Françoise Gatel,
Ministère de l’aménagement du territoire et de la décentralisation •
20 janv. 2026Conformément à l'article 72 de la Constitution, le contrôle de légalité dont le préfet a la charge vise à assurer le respect de la loi et le principe d'égalité sur l'ensemble du territoire. Il constitue à ce titre une garantie de l'Etat de droit dans le cadre de l'organisation décentralisée de la République. Le rapport triennal 2024 démontre l'attention du Gouvernement pour respecter son obligation d'informer le Parlement sur l'exercice de cette mission.

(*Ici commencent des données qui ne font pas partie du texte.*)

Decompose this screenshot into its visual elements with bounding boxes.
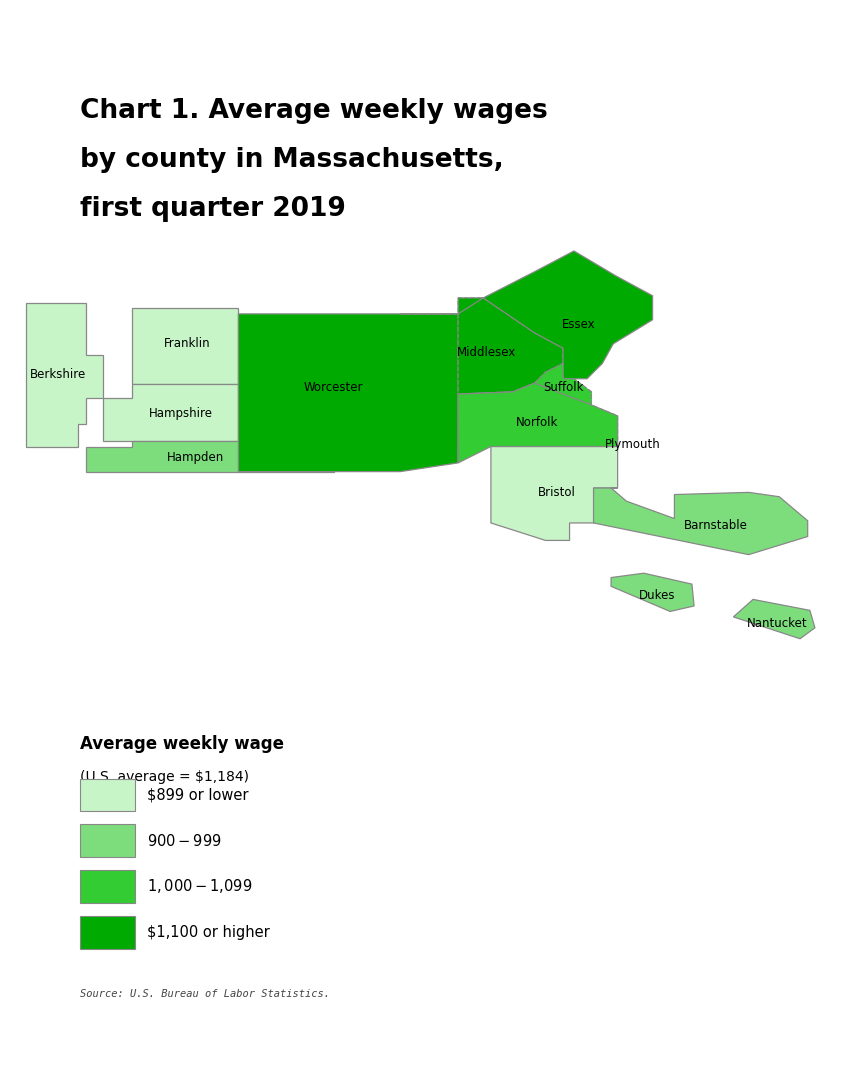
Text: Middlesex: Middlesex	[457, 346, 516, 359]
Text: by county in Massachusetts,: by county in Massachusetts,	[80, 147, 504, 173]
Polygon shape	[26, 304, 103, 448]
Polygon shape	[400, 298, 563, 394]
Text: Plymouth: Plymouth	[605, 438, 661, 451]
Text: Average weekly wage: Average weekly wage	[80, 735, 284, 754]
Text: $1,100 or higher: $1,100 or higher	[147, 925, 270, 940]
Polygon shape	[594, 488, 807, 554]
Text: Hampden: Hampden	[168, 451, 225, 464]
Polygon shape	[87, 441, 333, 472]
Text: (U.S. average = $1,184): (U.S. average = $1,184)	[80, 770, 249, 784]
Polygon shape	[458, 364, 618, 463]
Text: Norfolk: Norfolk	[515, 416, 558, 429]
Text: Franklin: Franklin	[164, 338, 210, 351]
Text: Barnstable: Barnstable	[684, 518, 748, 531]
Text: Hampshire: Hampshire	[149, 407, 213, 420]
Text: Nantucket: Nantucket	[747, 617, 807, 629]
Text: $1,000 - $1,099: $1,000 - $1,099	[147, 878, 253, 895]
Polygon shape	[458, 250, 653, 379]
Text: $900 - $999: $900 - $999	[147, 833, 222, 848]
Text: Source: U.S. Bureau of Labor Statistics.: Source: U.S. Bureau of Labor Statistics.	[80, 989, 330, 999]
Text: Dukes: Dukes	[639, 588, 675, 601]
Text: Bristol: Bristol	[537, 486, 575, 499]
Polygon shape	[103, 384, 238, 441]
Polygon shape	[611, 573, 694, 611]
Text: $899 or lower: $899 or lower	[147, 787, 249, 803]
Polygon shape	[491, 446, 618, 540]
Polygon shape	[132, 307, 238, 384]
Text: Chart 1. Average weekly wages: Chart 1. Average weekly wages	[80, 98, 548, 124]
Text: Essex: Essex	[562, 318, 595, 331]
Text: Worcester: Worcester	[304, 381, 364, 394]
Polygon shape	[535, 364, 591, 405]
Polygon shape	[458, 383, 618, 463]
Text: first quarter 2019: first quarter 2019	[80, 196, 346, 222]
Polygon shape	[733, 599, 815, 639]
Text: Berkshire: Berkshire	[30, 368, 87, 381]
Text: Suffolk: Suffolk	[543, 381, 584, 394]
Polygon shape	[238, 314, 458, 472]
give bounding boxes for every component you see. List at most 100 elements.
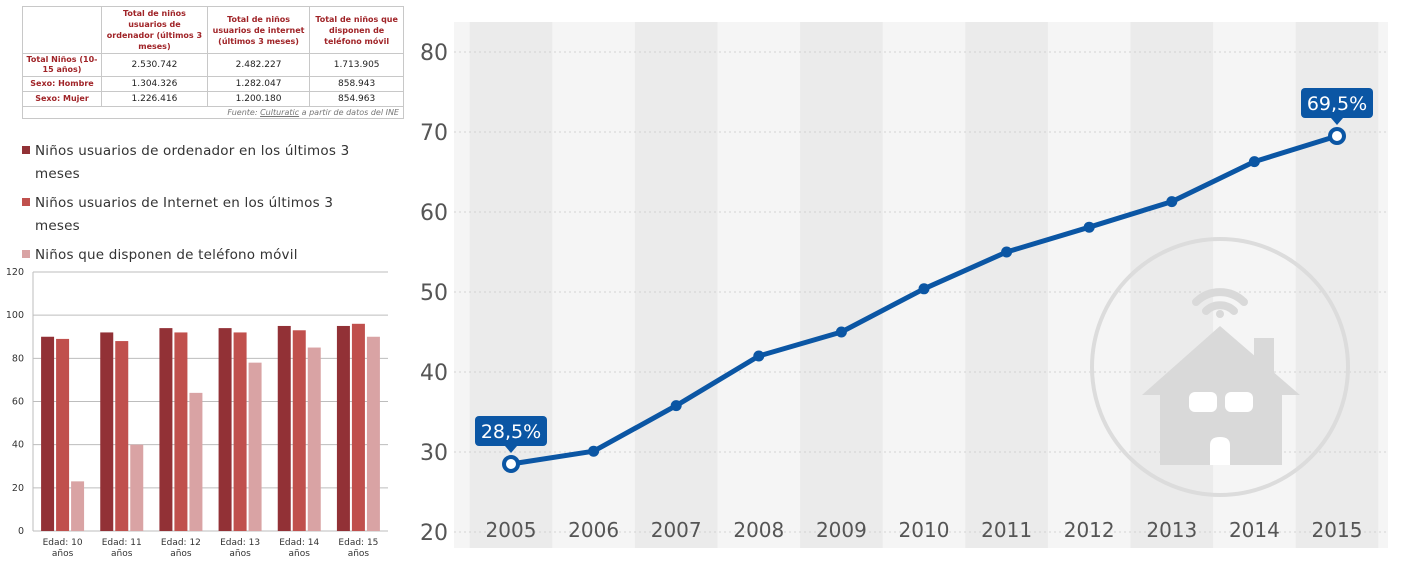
data-label-pointer (1331, 118, 1343, 125)
x-tick-label: años (229, 549, 251, 559)
source-prefix: Fuente: (227, 108, 261, 117)
y-tick-label: 80 (12, 353, 24, 364)
x-tick-label: 2011 (981, 518, 1032, 542)
data-point (1083, 221, 1095, 233)
y-tick-label: 60 (420, 201, 448, 226)
bar-chart-gridlines (32, 271, 388, 532)
wifi-dot-icon (1216, 310, 1224, 318)
y-tick-label: 60 (12, 397, 24, 408)
bar (366, 336, 380, 531)
source-suffix: a partir de datos del INE (299, 108, 399, 117)
y-tick-label: 50 (420, 281, 448, 306)
x-tick-label: 2009 (816, 518, 867, 542)
x-tick-label: 2008 (733, 518, 784, 542)
legend-swatch-internet (22, 198, 30, 206)
x-tick-label: Edad: 15 (338, 538, 378, 548)
data-point-highlight (502, 455, 520, 473)
table-cell: 858.943 (309, 76, 404, 92)
bar (292, 330, 306, 531)
row-label: Total Niños (10-15 años) (22, 53, 102, 77)
table-row: Sexo: Mujer 1.226.416 1.200.180 854.963 (22, 91, 404, 107)
table-cell: 1.200.180 (206, 91, 311, 107)
x-tick-label: 2014 (1229, 518, 1280, 542)
bar (115, 341, 129, 531)
data-point-highlight (1328, 127, 1346, 145)
table-cell: 1.713.905 (309, 53, 404, 77)
table-cell: 1.282.047 (206, 76, 311, 92)
bar (351, 323, 365, 531)
x-tick-label: años (348, 549, 370, 559)
y-tick-label: 0 (18, 526, 24, 537)
legend-label-internet: Niños usuarios de Internet en los último… (35, 195, 334, 234)
x-tick-label: años (52, 549, 74, 559)
house-window-icon (1225, 392, 1253, 412)
legend-swatch-mobile (22, 250, 30, 258)
x-tick-label: 2013 (1146, 518, 1197, 542)
table-corner (22, 6, 102, 54)
bar (189, 392, 203, 531)
bar (41, 336, 55, 531)
table-cell: 2.482.227 (206, 53, 311, 77)
bar-chart-bars (41, 323, 380, 531)
legend-swatch-computer (22, 146, 30, 154)
table-header: Total de niños usuarios de internet (últ… (206, 6, 311, 54)
table-source: Fuente: Culturatic a partir de datos del… (22, 107, 404, 119)
y-tick-label: 40 (12, 440, 24, 451)
data-point (1001, 246, 1013, 258)
data-point (1248, 156, 1260, 168)
table-cell: 854.963 (309, 91, 404, 107)
y-tick-label: 40 (420, 361, 448, 386)
data-point (835, 326, 847, 338)
data-table-panel: Total de niños usuarios de ordenador (úl… (22, 6, 404, 119)
bar (233, 332, 247, 531)
data-point (1166, 196, 1178, 208)
table-cell: 1.304.326 (101, 76, 208, 92)
house-window-icon (1189, 392, 1217, 412)
bar (174, 332, 188, 531)
data-point (753, 350, 765, 362)
legend-item-mobile: Niños que disponen de teléfono móvil (22, 244, 352, 267)
bar (130, 444, 144, 531)
bar (277, 325, 291, 531)
bar (56, 338, 70, 531)
data-table: Total de niños usuarios de ordenador (úl… (22, 6, 404, 107)
x-tick-label: Edad: 12 (161, 538, 201, 548)
house-chimney-icon (1254, 338, 1274, 378)
y-tick-label: 20 (420, 521, 448, 546)
house-icon-circle (1090, 237, 1350, 497)
y-tick-label: 20 (12, 483, 24, 494)
bar (218, 328, 232, 531)
legend-label-mobile: Niños que disponen de teléfono móvil (35, 247, 298, 263)
x-tick-label: 2012 (1064, 518, 1115, 542)
column-stripe (965, 22, 1048, 548)
table-cell: 2.530.742 (101, 53, 208, 77)
table-header: Total de niños usuarios de ordenador (úl… (101, 6, 208, 54)
x-tick-label: 2005 (486, 518, 537, 542)
house-door-icon (1210, 437, 1230, 465)
x-tick-label: años (289, 549, 311, 559)
x-tick-label: Edad: 13 (220, 538, 260, 548)
bar (100, 332, 114, 531)
x-tick-label: Edad: 10 (43, 538, 83, 548)
source-link[interactable]: Culturatic (260, 108, 300, 117)
bar (248, 362, 262, 531)
data-label: 28,5% (481, 421, 541, 443)
y-tick-label: 120 (6, 267, 24, 278)
column-stripe (800, 22, 883, 548)
data-label-box (1301, 88, 1373, 118)
bar-chart-y-ticks: 0 20 40 60 80 100 120 (6, 267, 24, 537)
y-tick-label: 70 (420, 121, 448, 146)
x-tick-label: 2006 (568, 518, 619, 542)
line-chart-data-labels: 28,5% 69,5% (475, 88, 1373, 453)
line-chart-x-ticks: 2005 2006 2007 2008 2009 2010 2011 2012 2013 2014… (486, 518, 1363, 542)
x-tick-label: años (170, 549, 192, 559)
x-tick-label: 2015 (1312, 518, 1363, 542)
bar (336, 325, 350, 531)
table-row: Total Niños (10-15 años) 2.530.742 2.482… (22, 53, 404, 77)
table-header-row: Total de niños usuarios de ordenador (úl… (22, 6, 404, 54)
bar (159, 328, 173, 531)
table-row: Sexo: Hombre 1.304.326 1.282.047 858.943 (22, 76, 404, 92)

Il porte sur les années 2019 à 2021, marquées par une augmentation importante du nombre d'actes transmis au préfet au titre du contrôle de légalité, qui est passé de 5,6 millions à 6,2 millions sur cette période, soit une augmentation de près 11%. En 2024, le nombre d'actes soumis au contrôle de légalité a même atteint les 7,7 millions. Le taux de contrôle n'a en ravanche pas diminué malgré cette inflation d'actes transmis. Le contrôle, qui n'a jamais eu vocation à être exhaustif, ce qui ne serait ni pertinent ni efficient, est principalement opéré sur des actes décelant les enjeux les plus importants. En matière d'urbanisme, il s'agit de la prise en compte des risques naturels et technologiques, de la préservation et de la protection de l'environnement ou encore du respect des principes de gestion économe de l'espace et de mixité sociale. En 2024, les services de l'État ont contrôlé près de 84% des actes et décisions d'urbanisme prioritaires, assurant ainsi le respect de la loi sur l'ensemble du territoire, conformément à la mission que la Constitution confie aux préfets. Par ailleurs, une nouvelle circulaire a été signée le 22 décembre 2025 par le ministre de l'intérieur et la ministre de l'aménagement du territoire et de la décentralisation, qui rappelle que l'urbanisme constitue un domaine prioritaire du contrôle de légalité, afin de conjuguer au mieux les enjeux liés à la préservation de l'environnement et du patrimoine tout en favorisant le développement économique. Cette même circulaire appelle les préfets à renforcer leur action de conseil permettant, là encore, de conforter le respect de la loi sur l'ensemble du territoire national.